Iniyavale is a 1998 Indian Tamil-language drama film written and directed by Seeman. The film stars Prabhu, Gautami, Suvalakshmi and Keerthi Reddy. It was released on 15 May 1998.

== Plot ==

Prabhakaran, a poet, lives with his mother and his father. Prabhakaran has two friends Raja and Murugan who are like his brothers. A classical dancer admires his poems. His ambition is passing the IAS exams and becoming a collector at all costs before the marriage. Prabhakaran's father and Ramanathan are close friends and they decide to get Prabhakaran and Ramanathan's daughter Meena married. Meena is a very sensitive girl. Prabhakaran cannot accept and tries to cancel the marriage whereas Meena falls in love with her future groom Prabhakaran. Prabhakaran refuses for the marriage as a consequence Meena commits suicide because of a misinterpretation. Meena's family blames the innocent Prabhakaran. He feels guilty and decides to marry Meena's younger sister Manju, a playful girl. What transpires later forms the crux of the story.

== Production ==
Malayalam actress Manju Warrier was initially attached to the project but later opted out. Kausalya was expected to replace her, though later Suvaluxmi was cast. The cancellation of Prabhu's other film Nanba Nanba meant that he was able to clear his schedule to shoot for Iniyavale during March 1998.

== Soundtrack ==

The soundtrack was composed by Deva. The film marks lyricist Thamarai's debut in Tamil cinema.

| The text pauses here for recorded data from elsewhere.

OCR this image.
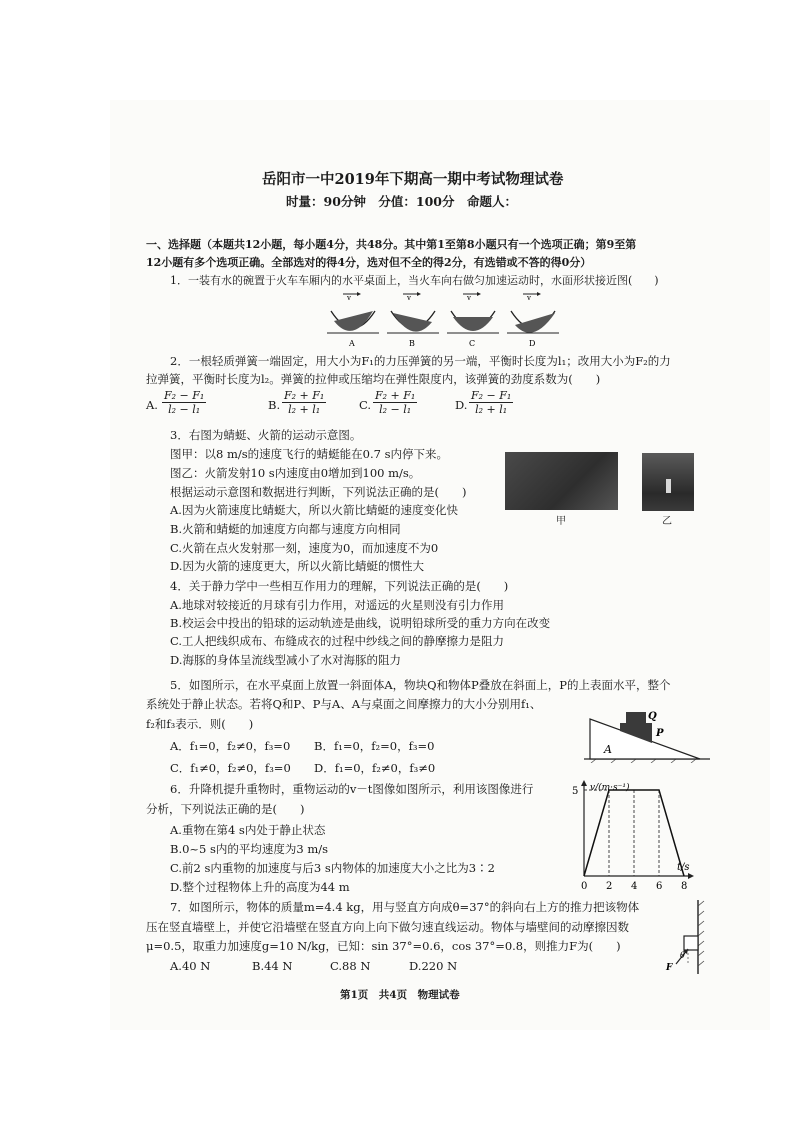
岳阳市一中2019年下期高一期中考试物理试卷
时量：90分钟　分值：100分　命题人：
一、选择题（本题共12小题，每小题4分，共48分。其中第1至第8小题只有一个选项正确；第9至第
12小题有多个选项正确。全部选对的得4分，选对但不全的得2分，有选错或不答的得0分）
1．一装有水的碗置于火车车厢内的水平桌面上，当火车向右做匀加速运动时，水面形状接近图(　　)
v
A
v
B
v
C
v
D
2．一根轻质弹簧一端固定，用大小为F₁的力压弹簧的另一端，平衡时长度为l₁；改用大小为F₂的力
拉弹簧，平衡时长度为l₂。弹簧的拉伸或压缩均在弹性限度内，该弹簧的劲度系数为(　　)
A. $\frac{\text{F₂ − F₁}}{\text{l₂ − l₁}}$	B. $\frac{\text{F₂ + F₁}}{\text{l₂ + l₁}}$	C. $\frac{\text{F₂ + F₁}}{\text{l₂ − l₁}}$	D. $\frac{\text{F₂ − F₁}}{\text{l₂ + l₁}}$
3．右图为蜻蜓、火箭的运动示意图。
图甲：以8 m/s的速度飞行的蜻蜓能在0.7 s内停下来。
图乙：火箭发射10 s内速度由0增加到100 m/s。
根据运动示意图和数据进行判断，下列说法正确的是(　　)
A.因为火箭速度比蜻蜓大，所以火箭比蜻蜓的速度变化快
B.火箭和蜻蜓的加速度方向都与速度方向相同
C.火箭在点火发射那一刻，速度为0，而加速度不为0
D.因为火箭的速度更大，所以火箭比蜻蜓的惯性大
甲	乙
4．关于静力学中一些相互作用力的理解，下列说法正确的是(　　)
A.地球对较接近的月球有引力作用，对遥远的火星则没有引力作用
B.校运会中投出的铅球的运动轨迹是曲线，说明铅球所受的重力方向在改变
C.工人把线织成布、布缝成衣的过程中纱线之间的静摩擦力是阻力
D.海豚的身体呈流线型减小了水对海豚的阻力
5．如图所示，在水平桌面上放置一斜面体A，物块Q和物体P叠放在斜面上，P的上表面水平，整个
系统处于静止状态。若将Q和P、P与A、A与桌面之间摩擦力的大小分别用f₁、
f₂和f₃表示．则(　　)
A．f₁=0，f₂≠0，f₃=0 B．f₁=0，f₂=0，f₃=0
C．f₁≠0，f₂≠0，f₃=0 D．f₁=0，f₂≠0，f₃≠0
Q
P
A
6．升降机提升重物时，重物运动的v－t图像如图所示，利用该图像进行
分析，下列说法正确的是(　　)
A.重物在第4 s内处于静止状态
B.0~5 s内的平均速度为3 m/s
C.前2 s内重物的加速度与后3 s内物体的加速度大小之比为3∶2
D.整个过程物体上升的高度为44 m
v/(m·s⁻¹)
t/s
0 2 4 6 8
5
7．如图所示，物体的质量m=4.4 kg，用与竖直方向成θ=37°的斜向右上方的推力把该物体
压在竖直墙壁上，并使它沿墙壁在竖直方向上向下做匀速直线运动。物体与墙壁间的动摩擦因数
μ=0.5，取重力加速度g=10 N/kg，已知：sin 37°=0.6，cos 37°=0.8，则推力F为(　　)
A.40 N	B.44 N	C.88 N	D.220 N
θ
F
第1页　共4页　物理试卷
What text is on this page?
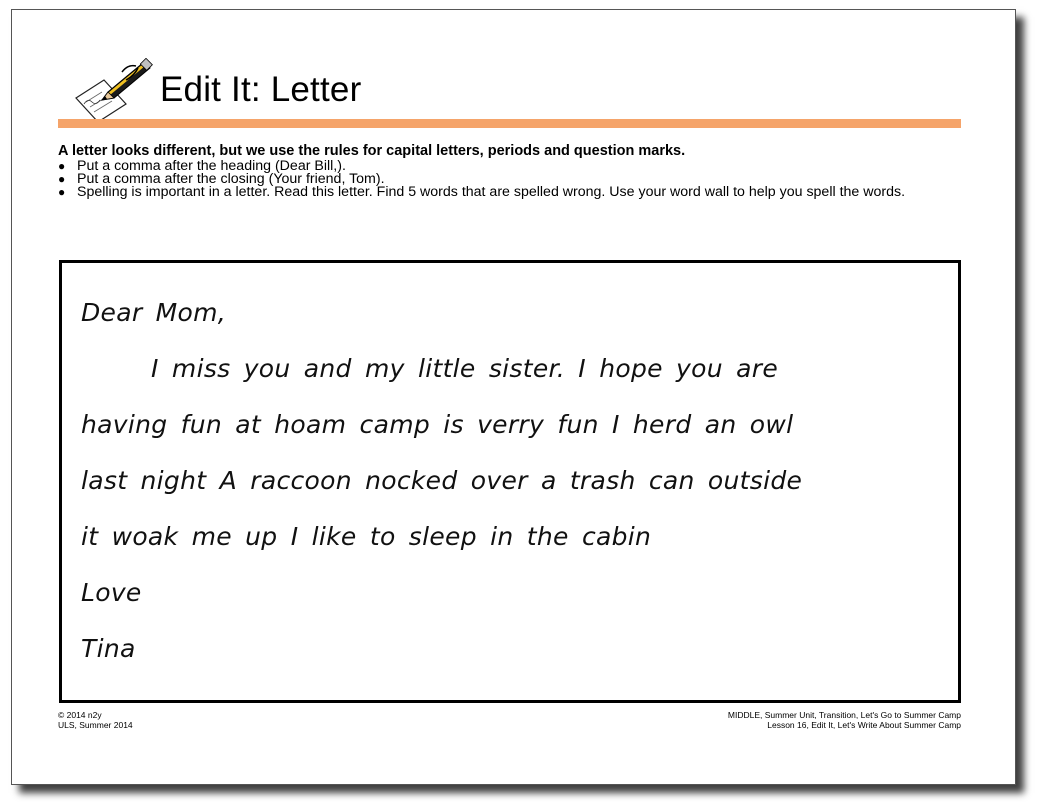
Edit It: Letter
A letter looks different, but we use the rules for capital letters, periods and question marks.
● Put a comma after the heading (Dear Bill,).
● Put a comma after the closing (Your friend, Tom).
● Spelling is important in a letter. Read this letter. Find 5 words that are spelled wrong. Use your word wall to help you spell the words.
Dear Mom,
I miss you and my little sister. I hope you are
having fun at hoam camp is verry fun I herd an owl
last night A raccoon nocked over a trash can outside
it woak me up I like to sleep in the cabin
Love
Tina
© 2014 n2y
ULS, Summer 2014
MIDDLE, Summer Unit, Transition, Let's Go to Summer Camp
Lesson 16, Edit It, Let's Write About Summer Camp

| Song | Singer(s) | Lyrics | Duration |
| "Annakili Vannakili" | Krishnaraj | Punniyar | 4:59 |
| "Kanneerukku Kasu" | Krishnaraj | Seeman | 5:29 |
| "Malaroadu Piranthavala" | Hariharan, Anuradha Sriram | 5:27 |
| "Manja Manjala" | P. Unni Krishnan | Jeevan | 4:31 |
| "Thendral" | Anuradha Sriram | Thamarai | 6:08 |
| "Uyire Uyire" | Hariharan, Swarnalatha | Arivumathi | 5:03 |

== Reception ==
D. S. Ramanujam of The Hindu wrote, "It is a fusion of poetic narration and human drama in which director Seeman succeeds fairly well".